She majored in art at Syracuse University, then transferred to the Yale School of Art (then one of the few co-ed divisions at the college), where she studied with Josef Albers, the German-born head of the art department, who had transplanted Bauhaus ideals to New Haven, and with George Kubler, the influential historian of Latin American art. (Ms. Hicks’s fellow students included Eva Hesse, who would also go on to explore unconventional, “soft” materials like latex in her post-minimalist sculpture.) A picture of Peruvian mummy bundles, shown in Dr. Kubler’s class, sparked Ms. Hicks’s interest in textiles, which was further galvanized when Albers took her home to meet his wife, Anni, the celebrated Bauhaus weaver.

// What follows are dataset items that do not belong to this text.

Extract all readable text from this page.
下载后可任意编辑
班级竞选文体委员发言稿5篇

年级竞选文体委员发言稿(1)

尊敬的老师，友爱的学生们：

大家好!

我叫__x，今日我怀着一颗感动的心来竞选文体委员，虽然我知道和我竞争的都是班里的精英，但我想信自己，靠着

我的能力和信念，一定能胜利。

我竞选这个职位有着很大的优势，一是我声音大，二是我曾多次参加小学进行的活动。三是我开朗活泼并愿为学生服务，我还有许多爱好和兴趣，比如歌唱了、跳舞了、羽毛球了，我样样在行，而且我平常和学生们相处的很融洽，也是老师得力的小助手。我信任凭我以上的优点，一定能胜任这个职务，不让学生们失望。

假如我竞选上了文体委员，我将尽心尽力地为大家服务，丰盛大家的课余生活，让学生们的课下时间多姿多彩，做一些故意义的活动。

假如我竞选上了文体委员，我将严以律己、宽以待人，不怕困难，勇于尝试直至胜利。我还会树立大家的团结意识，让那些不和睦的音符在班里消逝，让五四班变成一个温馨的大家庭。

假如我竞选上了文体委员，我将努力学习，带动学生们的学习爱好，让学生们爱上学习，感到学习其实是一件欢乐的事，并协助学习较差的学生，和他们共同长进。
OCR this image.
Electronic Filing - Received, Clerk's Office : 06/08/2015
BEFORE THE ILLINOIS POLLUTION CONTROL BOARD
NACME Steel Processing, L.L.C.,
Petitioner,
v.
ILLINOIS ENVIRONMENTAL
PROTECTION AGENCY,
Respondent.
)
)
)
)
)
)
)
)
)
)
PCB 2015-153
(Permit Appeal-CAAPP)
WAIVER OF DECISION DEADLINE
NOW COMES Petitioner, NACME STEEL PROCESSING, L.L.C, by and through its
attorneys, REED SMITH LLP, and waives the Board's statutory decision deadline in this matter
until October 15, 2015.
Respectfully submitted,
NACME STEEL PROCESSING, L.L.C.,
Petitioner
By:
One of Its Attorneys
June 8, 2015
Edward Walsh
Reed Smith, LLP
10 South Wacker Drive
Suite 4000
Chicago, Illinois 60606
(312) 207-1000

A defining moment in Ms. Hicks’ career came with her invitation to exhibit at the Biennial of Tapestry in Lausanne in 1967.
“I showed something I had just made in Chile, out of linen, with clusters of long, free-hanging cords suspended from the ceiling,” Ms. Hicks recalled. “At the opening a television crew arrived, led by a certain Madame Cuttoli, a patron of tapestry and a fabulous character. She walked up to me and said in French, ‘Mademoiselle, I hear you are exhibiting a tapestry.’ I replied, ‘Yes, Madame, here it is.’ And she said, ‘I do not see a tapestry.’ ”
“It became a running joke,” …“What is tapestry and what is not? And what should we squelch before it goes too far? I was moving around between different techniques — of stitching, wrapping, braiding, weaving, twining — exploring all these different thread languages. And tapestry was one of them, but traditionally the prestigious one. So my work was equated with a kind of graffiti.”
“For some,” Ms. Hicks continued, “I was persona non grata, and for others I was the heroic pirate. But the architects were coming. I was getting the work.”